Con la crisi degli ultimi mesi, molte autorità regionali hanno imposto divieto temporaneo di prelievo dell’acqua dai fiumi, con ingenti danni alle produzioni agricole.
Altro annoso e noto problema sono le perdite della grande rete, che costituiscono nella media nazionale ben il 32% delle risorse idriche trasportate, con percentuali che arrivano in alcune aree fino al 70%, per Roma intorno al 45% (fonte: ispra; con eccezioni, tra le altre, di Milano con il 10%;).

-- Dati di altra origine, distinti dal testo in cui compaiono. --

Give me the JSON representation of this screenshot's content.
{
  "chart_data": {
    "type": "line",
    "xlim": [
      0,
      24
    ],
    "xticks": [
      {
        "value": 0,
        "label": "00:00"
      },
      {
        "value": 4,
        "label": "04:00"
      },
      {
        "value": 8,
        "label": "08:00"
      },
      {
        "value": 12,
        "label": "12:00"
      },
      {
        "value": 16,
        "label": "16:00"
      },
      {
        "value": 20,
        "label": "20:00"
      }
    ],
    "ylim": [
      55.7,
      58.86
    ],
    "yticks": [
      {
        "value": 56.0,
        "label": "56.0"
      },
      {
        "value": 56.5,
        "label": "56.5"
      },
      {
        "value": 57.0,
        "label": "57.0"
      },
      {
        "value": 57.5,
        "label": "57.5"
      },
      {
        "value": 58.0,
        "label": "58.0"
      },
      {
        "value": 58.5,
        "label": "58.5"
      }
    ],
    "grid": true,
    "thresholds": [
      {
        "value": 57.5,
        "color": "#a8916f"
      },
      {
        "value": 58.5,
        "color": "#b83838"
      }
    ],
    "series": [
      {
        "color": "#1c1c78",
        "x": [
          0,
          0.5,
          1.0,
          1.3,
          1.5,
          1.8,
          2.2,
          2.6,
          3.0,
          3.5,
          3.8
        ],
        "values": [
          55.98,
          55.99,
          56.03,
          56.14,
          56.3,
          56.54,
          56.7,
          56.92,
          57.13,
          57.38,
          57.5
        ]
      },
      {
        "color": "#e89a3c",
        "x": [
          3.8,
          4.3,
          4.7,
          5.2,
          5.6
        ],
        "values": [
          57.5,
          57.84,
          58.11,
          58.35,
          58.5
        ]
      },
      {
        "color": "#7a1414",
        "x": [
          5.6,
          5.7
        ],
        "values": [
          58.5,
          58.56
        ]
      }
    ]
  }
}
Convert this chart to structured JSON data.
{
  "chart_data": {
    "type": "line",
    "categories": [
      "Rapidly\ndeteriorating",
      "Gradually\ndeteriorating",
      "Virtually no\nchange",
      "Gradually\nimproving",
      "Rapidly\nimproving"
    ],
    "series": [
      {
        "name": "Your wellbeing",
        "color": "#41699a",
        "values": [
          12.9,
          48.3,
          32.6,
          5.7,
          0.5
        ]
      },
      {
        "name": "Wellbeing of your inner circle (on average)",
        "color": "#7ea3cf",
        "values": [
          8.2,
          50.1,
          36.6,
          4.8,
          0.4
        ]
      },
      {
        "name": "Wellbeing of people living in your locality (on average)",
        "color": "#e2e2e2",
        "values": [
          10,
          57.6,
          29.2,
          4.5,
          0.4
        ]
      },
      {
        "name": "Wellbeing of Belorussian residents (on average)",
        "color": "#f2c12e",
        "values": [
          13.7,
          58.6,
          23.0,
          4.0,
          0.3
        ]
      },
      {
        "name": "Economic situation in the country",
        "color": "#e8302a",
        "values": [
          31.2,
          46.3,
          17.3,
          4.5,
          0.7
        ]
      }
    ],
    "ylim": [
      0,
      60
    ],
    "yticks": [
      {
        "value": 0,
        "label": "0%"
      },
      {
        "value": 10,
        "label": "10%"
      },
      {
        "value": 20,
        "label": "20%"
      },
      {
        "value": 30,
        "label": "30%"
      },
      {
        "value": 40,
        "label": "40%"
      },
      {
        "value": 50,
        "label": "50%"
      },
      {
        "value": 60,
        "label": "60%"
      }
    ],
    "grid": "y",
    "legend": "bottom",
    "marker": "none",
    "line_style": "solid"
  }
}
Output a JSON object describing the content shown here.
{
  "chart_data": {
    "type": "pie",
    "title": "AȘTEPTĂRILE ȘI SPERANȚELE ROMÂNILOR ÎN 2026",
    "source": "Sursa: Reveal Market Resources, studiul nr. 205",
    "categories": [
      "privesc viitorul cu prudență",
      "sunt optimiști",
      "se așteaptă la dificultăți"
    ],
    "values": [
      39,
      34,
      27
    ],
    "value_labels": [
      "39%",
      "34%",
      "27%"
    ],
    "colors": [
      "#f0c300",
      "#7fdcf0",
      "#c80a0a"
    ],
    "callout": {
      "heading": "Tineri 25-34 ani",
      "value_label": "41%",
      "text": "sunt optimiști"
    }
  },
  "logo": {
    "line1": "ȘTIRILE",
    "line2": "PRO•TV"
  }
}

Medie inaccettabili, specialmente se paragonate con il 20% della Francia, il 10% del Regno Unito ed il 6% della Germania.
Un problema, quello dell’approvvigionamento idrico, che nel nostro Paese invece di sollecitare nuove e più dinamiche formule di governance locale, misure di prevenzione e mitigazione, vede il ruolo attivo della Protezione Civile nel controllare e gestire l’allocazione delle risorse nelle situazioni di già inoltrata emergenza.
Dove è finita la passione democratica ed ecologista del famoso referendum? Sembra essere sommersa come il costo dell’acqua potabile, in Italia tra i più bassi d’Europa: 25 euro al mese (circa lo 0,9% della spesa media mensile di una famiglia) contro i 22 del consumo di acque minerali (altri dati sul tema sono racchiusi in questo prezioso articolo del gruppo hera).
Occorre andare oltre la retorica della gestione pubblica, proponendo nuove formule capaci di promuovere investimenti in questo prezioso bene. Investimenti che non possono essere garantiti solo dai comuni e dalle regioni (spesso indebitati e incapaci a gestire le reti) ma da formule resilienti e locali di approvvigionamento: diversificate in relazione all’uso, orientate ai principi dell’economia circolare, decentralizzate ed eco-sostenibili.
Un discorso valido per la gestione delle risorse idriche, ma applicabile agli altri servizi a rete (l’elettricità ad esempio, World Bank ci dice che sprechiamo il 6%), per cui occorre costruire capacità e liberare nuove forme di competenze, capacità e responsabilità locali che siano concorrenti alle grandi reti ed ai operatori pubblici e privati.